163 entry daha
  • karantina sürecinde ne zamandır ertelediğim planimi yürürlüğe koyarak, filmlerini izlemeye basladigim, filmlerinde kadın ruhunun en dip ve zor ulasolabilen dehlizlerinde gezinen ve kadınları, kadın ruhunu anlaşılabilir kılan sanatçı. muhtemelen freud baba, almodovar filmlerinden birkaçını izleseydi, kadınları o kadar bilimsel araştırmaya rağmen anlamadığını iddia etmezdi.
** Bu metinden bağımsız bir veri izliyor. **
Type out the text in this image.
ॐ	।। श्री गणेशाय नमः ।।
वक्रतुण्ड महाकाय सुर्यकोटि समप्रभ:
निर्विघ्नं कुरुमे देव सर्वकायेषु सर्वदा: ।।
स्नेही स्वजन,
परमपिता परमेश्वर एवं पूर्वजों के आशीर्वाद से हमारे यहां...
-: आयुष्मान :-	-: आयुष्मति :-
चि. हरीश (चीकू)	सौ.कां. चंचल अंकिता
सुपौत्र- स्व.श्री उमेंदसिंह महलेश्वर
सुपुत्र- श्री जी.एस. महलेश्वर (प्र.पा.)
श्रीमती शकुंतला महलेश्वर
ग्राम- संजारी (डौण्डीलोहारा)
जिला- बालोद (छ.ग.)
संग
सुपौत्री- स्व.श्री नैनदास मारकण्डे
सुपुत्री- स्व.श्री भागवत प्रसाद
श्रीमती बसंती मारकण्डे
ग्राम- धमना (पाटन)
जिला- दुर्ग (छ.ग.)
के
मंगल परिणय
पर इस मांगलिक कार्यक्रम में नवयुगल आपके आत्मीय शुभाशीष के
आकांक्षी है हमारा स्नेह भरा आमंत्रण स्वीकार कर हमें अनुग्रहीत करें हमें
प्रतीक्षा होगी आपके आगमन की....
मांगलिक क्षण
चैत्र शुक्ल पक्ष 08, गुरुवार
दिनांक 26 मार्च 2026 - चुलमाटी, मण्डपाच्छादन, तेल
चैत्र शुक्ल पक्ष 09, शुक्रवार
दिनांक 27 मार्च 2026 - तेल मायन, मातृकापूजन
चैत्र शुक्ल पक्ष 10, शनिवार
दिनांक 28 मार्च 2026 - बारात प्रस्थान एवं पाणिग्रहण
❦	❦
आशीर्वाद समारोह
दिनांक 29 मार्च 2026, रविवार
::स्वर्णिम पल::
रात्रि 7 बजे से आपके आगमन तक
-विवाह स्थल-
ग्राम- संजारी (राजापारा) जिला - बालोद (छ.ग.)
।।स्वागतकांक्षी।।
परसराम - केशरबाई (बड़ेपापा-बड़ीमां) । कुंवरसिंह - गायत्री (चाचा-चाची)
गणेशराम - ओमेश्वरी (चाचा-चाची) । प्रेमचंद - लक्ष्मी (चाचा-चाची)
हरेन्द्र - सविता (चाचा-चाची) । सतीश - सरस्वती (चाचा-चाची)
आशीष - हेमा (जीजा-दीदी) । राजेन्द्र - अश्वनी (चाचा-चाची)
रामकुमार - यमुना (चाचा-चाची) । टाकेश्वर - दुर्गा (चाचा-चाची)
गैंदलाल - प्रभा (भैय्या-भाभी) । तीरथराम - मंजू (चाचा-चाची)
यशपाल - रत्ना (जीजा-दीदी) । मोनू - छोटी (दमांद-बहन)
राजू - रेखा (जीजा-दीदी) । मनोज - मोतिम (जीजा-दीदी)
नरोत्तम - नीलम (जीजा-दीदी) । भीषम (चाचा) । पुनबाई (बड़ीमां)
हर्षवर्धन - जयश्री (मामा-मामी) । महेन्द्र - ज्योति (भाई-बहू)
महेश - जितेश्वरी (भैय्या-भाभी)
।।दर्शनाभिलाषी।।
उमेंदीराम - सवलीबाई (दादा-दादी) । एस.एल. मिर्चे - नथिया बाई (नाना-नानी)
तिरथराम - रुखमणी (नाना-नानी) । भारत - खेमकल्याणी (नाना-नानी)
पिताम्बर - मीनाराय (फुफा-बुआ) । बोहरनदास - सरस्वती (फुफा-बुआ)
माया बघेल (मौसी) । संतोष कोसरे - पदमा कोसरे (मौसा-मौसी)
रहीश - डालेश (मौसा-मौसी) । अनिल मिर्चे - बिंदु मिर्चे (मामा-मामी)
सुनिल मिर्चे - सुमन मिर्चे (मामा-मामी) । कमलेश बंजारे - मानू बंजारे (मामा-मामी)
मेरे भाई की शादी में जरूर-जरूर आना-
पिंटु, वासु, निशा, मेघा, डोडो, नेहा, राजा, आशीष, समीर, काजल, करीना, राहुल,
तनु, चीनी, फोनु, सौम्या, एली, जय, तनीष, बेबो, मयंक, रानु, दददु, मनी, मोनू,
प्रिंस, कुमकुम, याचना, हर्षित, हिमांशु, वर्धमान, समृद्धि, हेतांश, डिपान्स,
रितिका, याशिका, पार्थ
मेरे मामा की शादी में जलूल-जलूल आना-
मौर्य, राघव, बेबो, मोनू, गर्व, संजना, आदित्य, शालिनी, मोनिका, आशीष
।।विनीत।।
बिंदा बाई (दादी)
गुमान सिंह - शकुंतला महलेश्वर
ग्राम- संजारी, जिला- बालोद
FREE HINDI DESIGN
    her yönetmenin kendi kişisel tarzı, yoğurt yeme biçimi, olguları, oluşları ele alış biçimi vardır. yönetmenin tarzı belli bir zaman sonra oturur, endustrilesir, artık o yönetmenin filmine gidince senaryo, içerik anlamında değil belki ama, işleyiş anlamında nasıl bir şeyle karşılaşılacağını az çok biliriz. burada beni hem en çok korkutan, hem de en çok heyecanlandıran durumlar, yönetmenlerin istisnaen çektikleri ve özel addettikleri kisisel filmleridir. heyecanlanırım, zira sevdiğim bir yönetmenin kişisel deneyimlerine, fikirlerine, kendi şahsi dünyasına ortak olma imkanı yakalarım. korkarım, zira sevdiğim yönetmenin endustriyellesmis tarzı dışına ciktigimdan işleyiş olarak neyle karşılaşacağımı bilemem. işte almodovar öyle bir yönetmen ki, yaptığı filmlerin hepsinin kişisel dünyasına ait olduğunu sezebiliyorum, buna rağmen korkmuyorum, tersine su gibi, yasam gibi akıp giden filmin seyrine bırakıyorum kendimi.